関連記事：暗号通貨取引所DMM Bitcoin、3億ドルのハッキング被害を受けたユーザーに返金すると誓う

これに対し、クラーケンは法執行機関に問題を報告し、犯罪として扱うとしている。しかし、同取引所は脆弱性はすでに解決されており、ユーザーアカウントに影響は出ていないと主張しているため、ユーザーは心配する必要はない。

クラーケンのバグにより紙幣印刷が可能に

Percoco によると、セキュリティ研究者が 6 月 9 日にバグ報奨金プログラムを通じて Kraken に重大なバグについて警告した。内部調査の結果、取引所のセキュリティ チームは、悪意のある人物が Kraken アカウントに入金を開始し、入金を完了せずに資金を受け取ることができる脆弱性を発見した。悪意のある攻撃者は、この脆弱性を利用して何百万ドルもの金を無から印刷できる可能性がある。

彼が説明した：

「私たちは、孤立したバグを発見しました。これにより、悪意のある攻撃者が適切な状況下で、当社のプラットフォームへの入金を開始し、入金を完全に完了することなく、自分のアカウントに資金を受け取ることができました。」

社内のセキュリティ チームは 47 分以内に問題を軽減し、数時間後には完全に修正しました。しかし、同社は、このバグが、資産が清算される前に顧客アカウントに入金できる UX の最近の変更によって生じたものであることを発見しました。この変更は即時取引を可能にするために統合されましたが、この種のリスクに対して十分にテストされていませんでした。
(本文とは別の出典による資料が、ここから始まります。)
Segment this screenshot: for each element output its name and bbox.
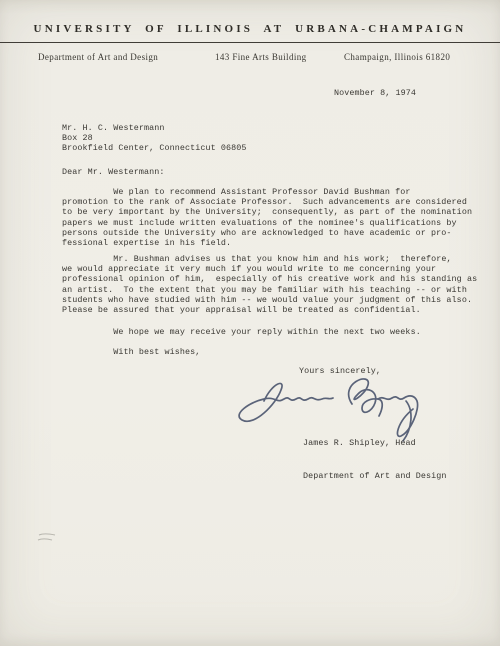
body-paragraph-2: Mr. Bushman advises us that you know him…: [62, 254, 482, 315]
signer-title-line: Department of Art and Design: [303, 471, 447, 482]
salutation: Dear Mr. Westermann:: [62, 167, 165, 177]
scanned-letter-page: UNIVERSITY OF ILLINOIS AT URBANA-CHAMPAI…: [0, 0, 500, 646]
signer-block: James R. Shipley, Head Department of Art…: [303, 415, 447, 505]
body-paragraph-1: We plan to recommend Assistant Professor…: [62, 187, 482, 248]
body-paragraph-4: With best wishes,: [62, 347, 482, 357]
letterhead-department: Department of Art and Design: [38, 52, 158, 62]
signer-name-line: James R. Shipley, Head: [303, 438, 447, 449]
letterhead-city: Champaign, Illinois 61820: [344, 52, 450, 62]
letterhead-building: 143 Fine Arts Building: [215, 52, 307, 62]
body-paragraph-3: We hope we may receive your reply within…: [62, 327, 482, 337]
pencil-mark: [35, 531, 59, 545]
letterhead-university-name: UNIVERSITY OF ILLINOIS AT URBANA-CHAMPAI…: [0, 23, 500, 35]
date-line: November 8, 1974: [334, 88, 416, 98]
recipient-address-block: Mr. H. C. Westermann Box 28 Brookfield C…: [62, 123, 247, 154]
letterhead-rule: [0, 42, 500, 43]
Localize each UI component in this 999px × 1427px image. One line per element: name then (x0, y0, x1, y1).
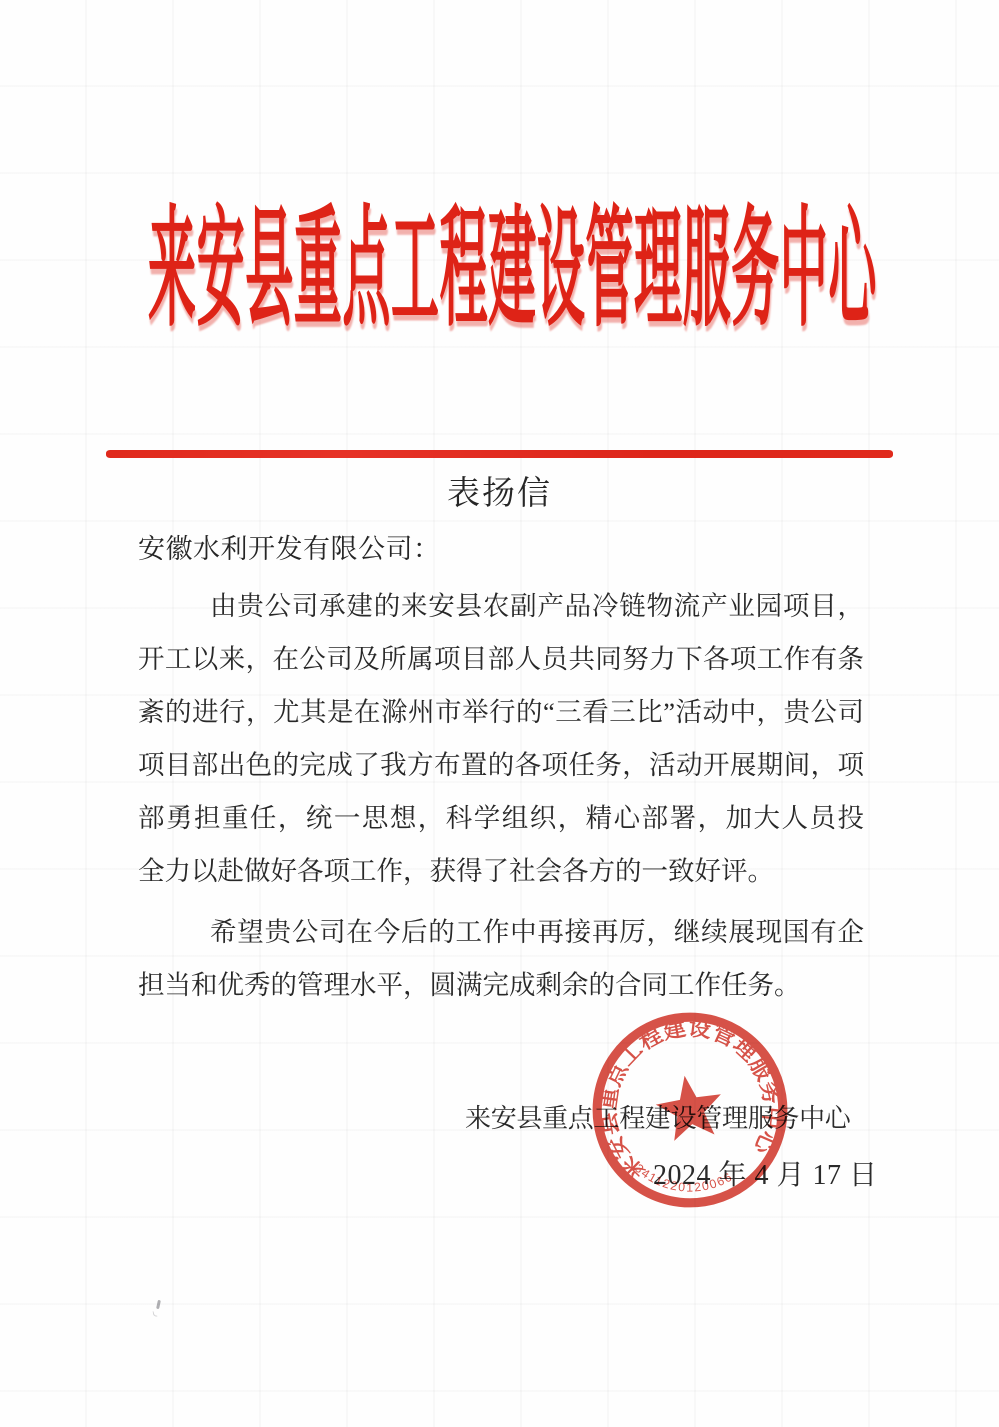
document-title: 表扬信 (0, 467, 999, 514)
scanned-letter-page: 来安县重点工程建设管理服务中心 表扬信 安徽水利开发有限公司： 由贵公司承建的来… (0, 0, 999, 1427)
scan-artifact-speck (156, 1300, 161, 1309)
red-divider-line (106, 450, 893, 458)
body-line: 项目部出色的完成了我方布置的各项任务，活动开展期间，项目 (138, 739, 864, 792)
body-line: 部勇担重任，统一思想，科学组织，精心部署，加大人员投入， (138, 792, 864, 845)
body-line: 希望贵公司在今后的工作中再接再厉，继续展现国有企业的 (138, 906, 864, 959)
body-paragraph-1: 由贵公司承建的来安县农副产品冷链物流产业园项目，自 开工以来，在公司及所属项目部… (138, 580, 864, 898)
scan-artifact-speck (153, 1311, 158, 1318)
salutation: 安徽水利开发有限公司： (138, 527, 441, 566)
body-line: 由贵公司承建的来安县农副产品冷链物流产业园项目，自 (138, 580, 864, 633)
body-line: 开工以来，在公司及所属项目部人员共同努力下各项工作有条不 (138, 633, 864, 686)
official-seal-stamp: 来安县重点工程建设管理服务中心 3411220120066 (573, 993, 806, 1226)
body-line: 全力以赴做好各项工作，获得了社会各方的一致好评。 (138, 845, 864, 898)
body-line: 紊的进行，尤其是在滁州市举行的“三看三比”活动中，贵公司 (138, 686, 864, 739)
red-star-icon (652, 1071, 727, 1143)
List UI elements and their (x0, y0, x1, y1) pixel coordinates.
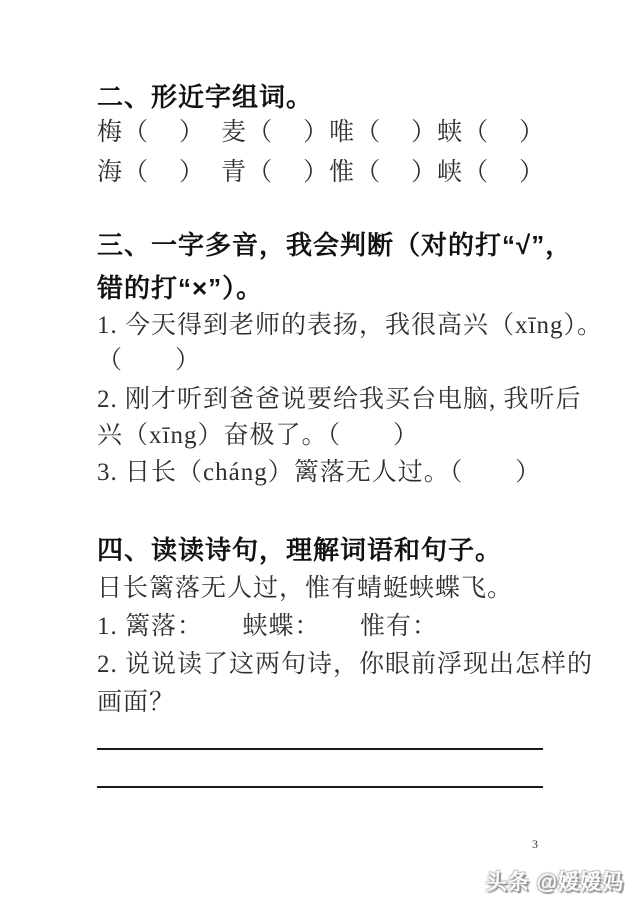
word-blank-group: 海（） (97, 159, 205, 186)
section-4-item-2-line-1: 2. 说说读了这两句诗，你眼前浮现出怎样的 (97, 650, 593, 680)
page-number: 3 (532, 837, 538, 852)
word-blank-group: 蛱（） (437, 119, 545, 146)
word-blank-group: 唯（） (329, 119, 437, 146)
section-3-item-2-line-2: 兴（xīng）奋极了。（ ） (97, 421, 419, 451)
section-3-heading-line-1: 三、一字多音，我会判断（对的打“√”， (97, 230, 572, 261)
section-2-word-row-2: 海（）青（）惟（）峡（） (97, 158, 545, 188)
section-4-item-2-line-2: 画面？ (97, 688, 175, 718)
section-4-poem-line: 日长篱落无人过，惟有蜻蜓蛱蝶飞。 (97, 574, 513, 604)
word-blank-group: 麦（） (221, 119, 329, 146)
section-3-item-1-answer-parens: （ ） (97, 346, 201, 376)
word-blank-group: 梅（） (97, 119, 205, 146)
answer-line-2 (97, 786, 543, 788)
section-3-item-1-line-1: 1. 今天得到老师的表扬，我很高兴（xīng）。 (97, 311, 603, 341)
section-3-heading-line-2: 错的打“×”）。 (97, 273, 263, 304)
word-blank-group: 峡（） (437, 159, 545, 186)
watermark-credit: 头条 @嫒嫒妈 (486, 866, 624, 896)
section-3-item-3: 3. 日长（cháng）篱落无人过。（ ） (97, 458, 541, 488)
word-blank-group: 惟（） (329, 159, 437, 186)
answer-line-1 (97, 748, 543, 750)
section-2-heading: 二、形近字组词。 (97, 82, 313, 113)
section-3-item-2-line-1: 2. 刚才听到爸爸说要给我买台电脑, 我听后 (97, 385, 582, 415)
worksheet-page: 二、形近字组词。 梅（）麦（）唯（）蛱（） 海（）青（）惟（）峡（） 三、一字多… (0, 0, 640, 905)
section-4-heading: 四、读读诗句，理解词语和句子。 (97, 535, 502, 566)
section-4-item-1: 1. 篱落： 蛱蝶： 惟有： (97, 612, 438, 642)
section-2-word-row-1: 梅（）麦（）唯（）蛱（） (97, 118, 545, 148)
word-blank-group: 青（） (221, 159, 329, 186)
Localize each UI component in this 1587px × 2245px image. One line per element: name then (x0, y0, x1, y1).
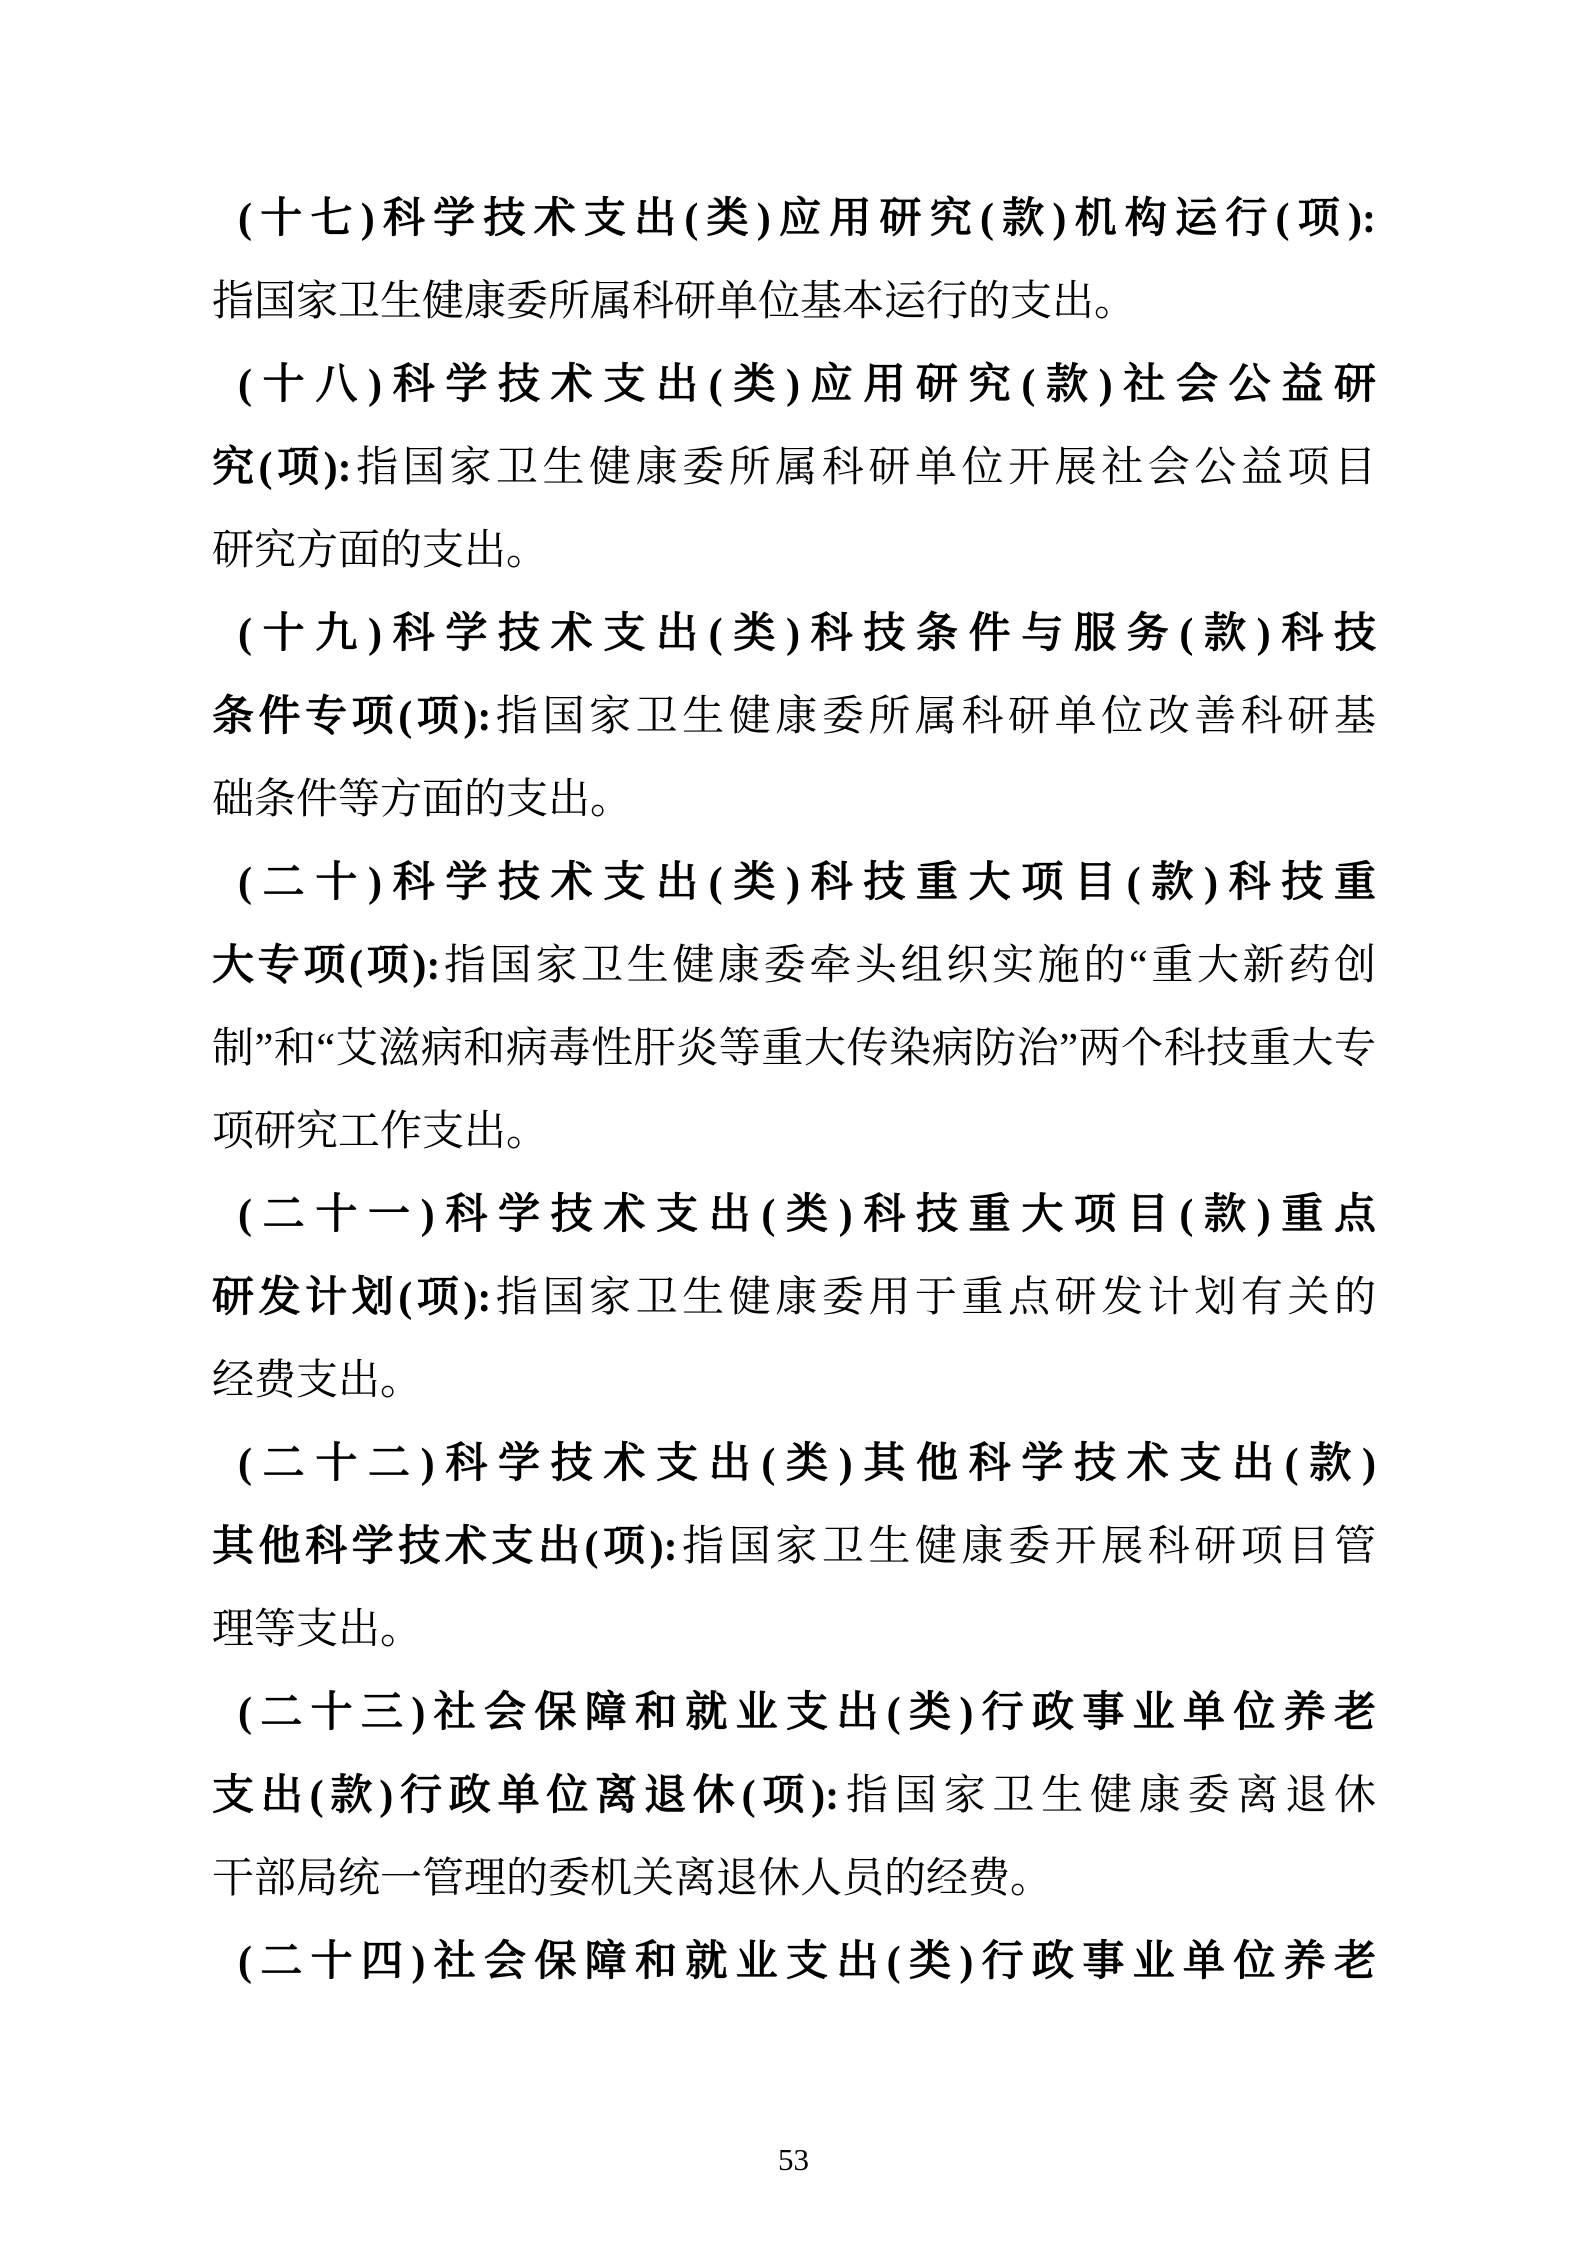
clause-23-line-1: (二十三)社会保障和就业支出(类)行政事业单位养老 (212, 1672, 1376, 1755)
clause-22-line-2: 其他科学技术支出(项):指国家卫生健康委开展科研项目管 (212, 1506, 1376, 1589)
clause-20-lead: (二十)科学技术支出(类)科技重大项目(款)科技重 (238, 860, 1376, 906)
clause-20-line-2: 大专项(项):指国家卫生健康委牵头组织实施的“重大新药创 (212, 925, 1376, 1008)
clause-23-text: 指国家卫生健康委离退休 (839, 1773, 1376, 1819)
clause-18-lead: 究(项): (212, 445, 352, 491)
clause-17-line-1: (十七)科学技术支出(类)应用研究(款)机构运行(项): (212, 178, 1376, 261)
clause-18-text: 指国家卫生健康委所属科研单位开展社会公益项目 (352, 445, 1376, 491)
clause-20-line-4: 项研究工作支出。 (212, 1091, 1376, 1174)
clause-23-text: 干部局统一管理的委机关离退休人员的经费。 (212, 1856, 1052, 1902)
clause-19-line-3: 础条件等方面的支出。 (212, 759, 1376, 842)
clause-22-text: 指国家卫生健康委开展科研项目管 (678, 1524, 1376, 1570)
clause-22-lead: 其他科学技术支出(项): (212, 1524, 678, 1570)
clause-17-lead: (十七)科学技术支出(类)应用研究(款)机构运行(项): (238, 196, 1376, 242)
clause-22-text: 理等支出。 (212, 1607, 422, 1653)
clause-21-text: 指国家卫生健康委用于重点研发计划有关的 (491, 1275, 1376, 1321)
clause-22-line-3: 理等支出。 (212, 1589, 1376, 1672)
clause-22-lead: (二十二)科学技术支出(类)其他科学技术支出(款) (238, 1441, 1376, 1487)
clause-18-line-3: 研究方面的支出。 (212, 510, 1376, 593)
clause-21-text: 经费支出。 (212, 1358, 422, 1404)
clause-20-text: 制”和“艾滋病和病毒性肝炎等重大传染病防治”两个科技重大专 (212, 1026, 1376, 1072)
clause-20-line-3: 制”和“艾滋病和病毒性肝炎等重大传染病防治”两个科技重大专 (212, 1008, 1376, 1091)
clause-21-line-1: (二十一)科学技术支出(类)科技重大项目(款)重点 (212, 1174, 1376, 1257)
document-content: (十七)科学技术支出(类)应用研究(款)机构运行(项): 指国家卫生健康委所属科… (212, 178, 1376, 2004)
clause-18-lead: (十八)科学技术支出(类)应用研究(款)社会公益研 (238, 362, 1376, 408)
clause-24-line-1: (二十四)社会保障和就业支出(类)行政事业单位养老 (212, 1921, 1376, 2004)
clause-19-text: 指国家卫生健康委所属科研单位改善科研基 (491, 694, 1376, 740)
document-page: (十七)科学技术支出(类)应用研究(款)机构运行(项): 指国家卫生健康委所属科… (0, 0, 1587, 2245)
clause-21-lead: 研发计划(项): (212, 1275, 491, 1321)
clause-20-line-1: (二十)科学技术支出(类)科技重大项目(款)科技重 (212, 842, 1376, 925)
clause-19-lead: 条件专项(项): (212, 694, 491, 740)
clause-18-line-1: (十八)科学技术支出(类)应用研究(款)社会公益研 (212, 344, 1376, 427)
clause-20-text: 指国家卫生健康委牵头组织实施的“重大新药创 (440, 943, 1376, 989)
clause-21-line-2: 研发计划(项):指国家卫生健康委用于重点研发计划有关的 (212, 1257, 1376, 1340)
clause-17-text: 指国家卫生健康委所属科研单位基本运行的支出。 (212, 279, 1136, 325)
clause-17-line-2: 指国家卫生健康委所属科研单位基本运行的支出。 (212, 261, 1376, 344)
clause-23-lead: (二十三)社会保障和就业支出(类)行政事业单位养老 (238, 1690, 1376, 1736)
clause-19-line-2: 条件专项(项):指国家卫生健康委所属科研单位改善科研基 (212, 676, 1376, 759)
clause-22-line-1: (二十二)科学技术支出(类)其他科学技术支出(款) (212, 1423, 1376, 1506)
clause-19-lead: (十九)科学技术支出(类)科技条件与服务(款)科技 (238, 611, 1376, 657)
clause-20-lead: 大专项(项): (212, 943, 440, 989)
clause-21-line-3: 经费支出。 (212, 1340, 1376, 1423)
clause-23-lead: 支出(款)行政单位离退休(项): (212, 1773, 839, 1819)
clause-19-text: 础条件等方面的支出。 (212, 777, 632, 823)
clause-21-lead: (二十一)科学技术支出(类)科技重大项目(款)重点 (238, 1192, 1376, 1238)
clause-23-line-2: 支出(款)行政单位离退休(项):指国家卫生健康委离退休 (212, 1755, 1376, 1838)
clause-18-text: 研究方面的支出。 (212, 528, 548, 574)
clause-20-text: 项研究工作支出。 (212, 1109, 548, 1155)
page-number: 53 (0, 2143, 1587, 2177)
clause-23-line-3: 干部局统一管理的委机关离退休人员的经费。 (212, 1838, 1376, 1921)
clause-24-lead: (二十四)社会保障和就业支出(类)行政事业单位养老 (238, 1939, 1376, 1985)
clause-18-line-2: 究(项):指国家卫生健康委所属科研单位开展社会公益项目 (212, 427, 1376, 510)
clause-19-line-1: (十九)科学技术支出(类)科技条件与服务(款)科技 (212, 593, 1376, 676)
しかし、ペルココ氏は、この事件はユーザーの資産には影響せず、脆弱性の悪用はクラーケンの金庫にのみ影響したと付け加えた。

セキュリティ研究者は犯罪者だ

一方、脆弱性を分析したところ、3つのアカウントがこの欠陥を悪用したことが判明し、そのうちの1つのアカウントは、当初取引所に連絡を取ったセキュリティ研究者の名前で登録されていた。

関連記事：クラーケン、EUの新規制に対応してUSDTの上場廃止を検討

研究者のアカウントは、この欠陥を利用してバグが本物であることを証明するのに充分な 4 ドルを入金しただけでしたが、他の 2 つのアカウントは同じ脆弱性を利用して Kraken アカウントから 300 万ドル近くを引き出されました。興味深いことに、これらのアカウントはセキュリティ研究者の関係者と関連していました。

クラーケンは、研究者らがバグのリスクに見合った額の支払いを要求しているため、資金の返還を求める試みは無駄だったと説明した。

ペルココ氏はこれを恐喝行為と呼び、バグバウンティプログラムの原則に反すると述べた。同氏はさらに、ホワイトハットハッカーにハッキングの許可を与える規則に違反するとセキュリティ研究者は犯罪者となり、取引所は彼らをそのように扱っていると付け加えた。